Let me introduce an old friend.
I've known him my entire life.
My mother - who housed him before me - called him, 'The Old Chinaman' - though, as a child, I never knew if she meant that he was Chinese or that he was made of china.
I don't know how my mother acquired him. She always referred to him as 'one of my Woolworth's specials', but I have a feeling that she took him over from my grandmother rather than buying him herself. Whichever, she was very fond of him.
He is a posy-bowl.
I was very pleased when - at about eight - I was considered responsible enough to provide the little flower-seller with stock. His large urn had to be filled with small-ish flowers: wild geraniums. daisies, bluebells, coltsfoots. In his hand he has a tiny pot which will hold one tiny flower - a single daisy, or violet, a single sprig of London's Pride. In the photo above, he has a small white geranium bud in his hand.
He is quite small: less than a hand-span high. About the height of a small mug.
I used to like imagining him standing in some crowded market-place or street, offering his flowers for sale.
As a big fan of Hans Christian Andersen (which I still am), I was firmly convinced that my mother's ornaments came to life at midnight. My parents said that they didn't, but I reasoned that Andersen was an adult too, like them, and he said that ornaments did have their own secret life. My parents, I thought, were telling porkies because they wanted me to stay in bed after I'd been sent there. (They were unreasonably insistent about this.)
I have a memory - which I'm not quite sure is real - of managing to stay awake until my parents came up to bed, and then sneaking downstairs, to see what the ornaments were up to. But they heard me coming, rushed back to their places and kept still and stum. I waited a while, to try and catch them out - I hid behind the door, pretending I'd gone away. But the ornaments were too cunning for me. I got cold, and went back to bed.
I was sure that, if my timing had been better, or I'd been quieter, I would have seen them climbing down from the mantelpiece, just as the china shepherd and shepherdess climb down in Andersen's story. (There's an old china Chinaman in that story too.)
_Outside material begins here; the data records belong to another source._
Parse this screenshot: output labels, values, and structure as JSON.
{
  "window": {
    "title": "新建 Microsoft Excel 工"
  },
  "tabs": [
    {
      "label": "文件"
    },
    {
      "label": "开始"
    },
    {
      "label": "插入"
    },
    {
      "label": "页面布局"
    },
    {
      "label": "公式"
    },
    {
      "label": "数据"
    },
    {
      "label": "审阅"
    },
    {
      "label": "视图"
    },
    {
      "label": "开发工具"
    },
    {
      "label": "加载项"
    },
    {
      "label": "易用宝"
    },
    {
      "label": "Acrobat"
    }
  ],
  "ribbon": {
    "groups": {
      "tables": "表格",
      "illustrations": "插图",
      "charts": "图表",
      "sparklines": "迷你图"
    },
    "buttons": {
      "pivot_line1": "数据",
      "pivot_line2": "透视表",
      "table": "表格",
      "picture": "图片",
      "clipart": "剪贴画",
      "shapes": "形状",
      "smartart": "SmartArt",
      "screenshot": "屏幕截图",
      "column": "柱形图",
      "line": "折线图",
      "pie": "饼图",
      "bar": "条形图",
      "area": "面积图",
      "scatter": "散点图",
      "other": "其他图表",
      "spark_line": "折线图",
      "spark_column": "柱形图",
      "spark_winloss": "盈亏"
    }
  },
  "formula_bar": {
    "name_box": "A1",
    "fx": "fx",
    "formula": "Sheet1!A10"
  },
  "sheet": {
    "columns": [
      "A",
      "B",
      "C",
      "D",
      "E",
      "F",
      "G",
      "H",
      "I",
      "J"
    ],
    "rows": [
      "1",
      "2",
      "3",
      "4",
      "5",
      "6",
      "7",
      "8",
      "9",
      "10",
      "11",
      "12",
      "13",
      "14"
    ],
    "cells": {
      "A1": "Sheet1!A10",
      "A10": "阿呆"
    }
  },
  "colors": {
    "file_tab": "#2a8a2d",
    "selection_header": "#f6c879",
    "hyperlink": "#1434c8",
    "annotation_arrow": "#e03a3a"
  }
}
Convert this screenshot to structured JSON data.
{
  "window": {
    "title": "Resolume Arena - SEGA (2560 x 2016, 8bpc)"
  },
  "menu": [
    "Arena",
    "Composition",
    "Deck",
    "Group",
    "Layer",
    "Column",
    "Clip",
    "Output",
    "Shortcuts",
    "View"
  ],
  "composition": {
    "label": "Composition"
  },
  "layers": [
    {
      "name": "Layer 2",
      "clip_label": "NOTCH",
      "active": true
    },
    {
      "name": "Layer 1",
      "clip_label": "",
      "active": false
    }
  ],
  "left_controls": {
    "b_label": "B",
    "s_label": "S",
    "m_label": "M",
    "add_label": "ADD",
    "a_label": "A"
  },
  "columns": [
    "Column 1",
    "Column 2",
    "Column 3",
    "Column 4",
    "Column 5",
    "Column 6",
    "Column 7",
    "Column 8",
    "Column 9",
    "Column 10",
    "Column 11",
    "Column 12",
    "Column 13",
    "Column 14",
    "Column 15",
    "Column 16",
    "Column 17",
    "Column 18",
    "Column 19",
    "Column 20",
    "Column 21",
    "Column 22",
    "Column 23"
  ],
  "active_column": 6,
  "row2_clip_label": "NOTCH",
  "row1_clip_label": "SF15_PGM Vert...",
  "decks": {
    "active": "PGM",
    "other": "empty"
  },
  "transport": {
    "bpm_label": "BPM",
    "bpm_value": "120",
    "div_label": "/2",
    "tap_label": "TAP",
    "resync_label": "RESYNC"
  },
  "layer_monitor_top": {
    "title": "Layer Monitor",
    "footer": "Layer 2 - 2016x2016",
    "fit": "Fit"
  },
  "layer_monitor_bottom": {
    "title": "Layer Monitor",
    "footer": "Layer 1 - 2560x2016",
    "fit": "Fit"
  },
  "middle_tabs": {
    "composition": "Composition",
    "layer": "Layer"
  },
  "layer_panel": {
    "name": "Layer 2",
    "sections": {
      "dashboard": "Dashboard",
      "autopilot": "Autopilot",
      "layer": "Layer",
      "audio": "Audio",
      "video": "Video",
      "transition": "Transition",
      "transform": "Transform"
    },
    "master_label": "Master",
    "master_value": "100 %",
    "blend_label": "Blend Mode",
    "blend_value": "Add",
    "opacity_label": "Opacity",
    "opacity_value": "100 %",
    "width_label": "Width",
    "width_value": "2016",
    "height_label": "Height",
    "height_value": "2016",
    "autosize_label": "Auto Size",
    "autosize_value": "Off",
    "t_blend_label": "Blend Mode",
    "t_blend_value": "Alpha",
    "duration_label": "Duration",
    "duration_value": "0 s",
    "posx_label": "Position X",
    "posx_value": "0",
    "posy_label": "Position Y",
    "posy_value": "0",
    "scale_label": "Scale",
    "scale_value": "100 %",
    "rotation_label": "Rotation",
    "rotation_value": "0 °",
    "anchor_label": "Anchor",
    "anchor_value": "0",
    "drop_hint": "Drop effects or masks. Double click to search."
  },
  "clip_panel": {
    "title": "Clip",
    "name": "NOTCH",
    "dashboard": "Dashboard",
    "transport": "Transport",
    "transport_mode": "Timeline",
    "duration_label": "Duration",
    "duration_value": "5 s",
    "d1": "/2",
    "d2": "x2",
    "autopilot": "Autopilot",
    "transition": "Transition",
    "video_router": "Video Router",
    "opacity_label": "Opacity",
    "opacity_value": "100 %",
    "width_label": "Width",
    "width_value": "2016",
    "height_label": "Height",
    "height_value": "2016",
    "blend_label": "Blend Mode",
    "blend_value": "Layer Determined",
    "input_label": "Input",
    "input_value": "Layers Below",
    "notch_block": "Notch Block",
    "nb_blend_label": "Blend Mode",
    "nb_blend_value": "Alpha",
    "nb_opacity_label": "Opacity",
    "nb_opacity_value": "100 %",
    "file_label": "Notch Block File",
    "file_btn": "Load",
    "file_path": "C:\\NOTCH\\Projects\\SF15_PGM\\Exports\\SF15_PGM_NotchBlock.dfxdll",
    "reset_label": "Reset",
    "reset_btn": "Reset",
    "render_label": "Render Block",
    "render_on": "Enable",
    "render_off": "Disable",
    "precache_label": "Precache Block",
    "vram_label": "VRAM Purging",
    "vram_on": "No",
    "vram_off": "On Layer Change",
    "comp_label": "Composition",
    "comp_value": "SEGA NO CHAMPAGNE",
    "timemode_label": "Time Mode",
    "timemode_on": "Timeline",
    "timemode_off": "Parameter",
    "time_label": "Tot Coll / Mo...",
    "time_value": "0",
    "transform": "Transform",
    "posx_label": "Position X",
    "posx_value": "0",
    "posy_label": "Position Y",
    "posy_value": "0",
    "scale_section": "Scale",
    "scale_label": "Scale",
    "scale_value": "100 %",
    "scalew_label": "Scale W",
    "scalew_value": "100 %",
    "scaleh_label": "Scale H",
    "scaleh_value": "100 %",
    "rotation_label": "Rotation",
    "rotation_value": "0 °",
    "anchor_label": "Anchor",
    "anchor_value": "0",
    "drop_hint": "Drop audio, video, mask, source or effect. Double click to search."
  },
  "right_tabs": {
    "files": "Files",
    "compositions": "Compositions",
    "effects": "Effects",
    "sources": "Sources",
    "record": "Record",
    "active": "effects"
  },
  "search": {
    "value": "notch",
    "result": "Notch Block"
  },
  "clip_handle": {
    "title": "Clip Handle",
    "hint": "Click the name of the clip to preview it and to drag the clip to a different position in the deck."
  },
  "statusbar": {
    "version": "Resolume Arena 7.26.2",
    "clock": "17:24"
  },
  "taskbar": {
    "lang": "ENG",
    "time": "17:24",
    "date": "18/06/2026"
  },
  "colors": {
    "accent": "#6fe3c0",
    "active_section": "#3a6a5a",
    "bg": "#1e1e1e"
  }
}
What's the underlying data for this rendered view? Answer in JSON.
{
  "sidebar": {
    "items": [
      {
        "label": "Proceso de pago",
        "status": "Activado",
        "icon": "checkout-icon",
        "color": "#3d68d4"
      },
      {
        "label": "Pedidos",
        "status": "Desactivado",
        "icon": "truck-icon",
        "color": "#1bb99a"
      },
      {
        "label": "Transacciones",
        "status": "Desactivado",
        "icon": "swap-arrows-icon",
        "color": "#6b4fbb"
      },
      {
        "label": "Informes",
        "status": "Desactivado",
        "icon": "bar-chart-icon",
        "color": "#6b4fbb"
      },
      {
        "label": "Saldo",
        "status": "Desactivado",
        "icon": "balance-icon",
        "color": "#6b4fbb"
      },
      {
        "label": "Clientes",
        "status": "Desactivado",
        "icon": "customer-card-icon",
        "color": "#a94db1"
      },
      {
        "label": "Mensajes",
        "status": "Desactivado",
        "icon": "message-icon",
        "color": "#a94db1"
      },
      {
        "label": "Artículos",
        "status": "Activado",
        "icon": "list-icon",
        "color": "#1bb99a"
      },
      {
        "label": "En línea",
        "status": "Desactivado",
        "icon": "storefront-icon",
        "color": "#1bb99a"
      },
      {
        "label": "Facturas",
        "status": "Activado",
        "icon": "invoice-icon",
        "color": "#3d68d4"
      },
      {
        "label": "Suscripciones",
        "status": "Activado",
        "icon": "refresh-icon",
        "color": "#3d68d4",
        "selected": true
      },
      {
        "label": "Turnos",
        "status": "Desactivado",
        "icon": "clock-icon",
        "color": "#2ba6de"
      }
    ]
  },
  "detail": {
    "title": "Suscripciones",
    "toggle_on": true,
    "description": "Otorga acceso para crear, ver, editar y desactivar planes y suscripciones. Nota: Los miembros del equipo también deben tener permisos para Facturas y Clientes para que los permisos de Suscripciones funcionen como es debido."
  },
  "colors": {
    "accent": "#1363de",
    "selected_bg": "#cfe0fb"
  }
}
I had quite a complicated relationship with my mother's ornaments. There was a large china mallard, an African fishing from a canoe, a couple involved in domestic violence... She would often let me play with them, to keep me quiet. She said that in the year I started school I was a pure hell-bat - because, she theorised, of the strain of behaving well all day for the teacher. Once at home again, I let rip with all that pent-up mischief. A little peace and quiet was worth risking a few broken trinkets - though I don't remember breaking any of them.
The old chinaman is in my house now, safe for another few years. I have a friend whose instant response to being shown something like this, is, 'It's not worth anything.' Well, I know it isn't! Not in money, anyway. I always knew it was nothing but 'a Woolworth's special' and have no illusions about it being some long lost, valuable antique. It's a cheap posy bowl which, even when new, was probably not worth more than the equivalent of a couple of pounds today. I love it. That's all.
Comments are always welcome, but I may not be able to respond this week, because I shall be away on an RLF Training Course.
3 comments:
Worth more as the repository of memories than in monetary terms - and less replaceable. That's why I have several old mugs, chipped and glued together and useless for their job.
On the subject of the secret life of ornaments, Manxmouse by Paul Gallico was a huge childhood favourite ...
Thanks for this - it's a looking back time of year and I tend to get sad, but this post was a warm hug.
Joan, so pleased to have given you a warm hug! - And Karen, I must look up Manxmouse.
I knew writers would understand! No, 'It isn't worth anything,' from them!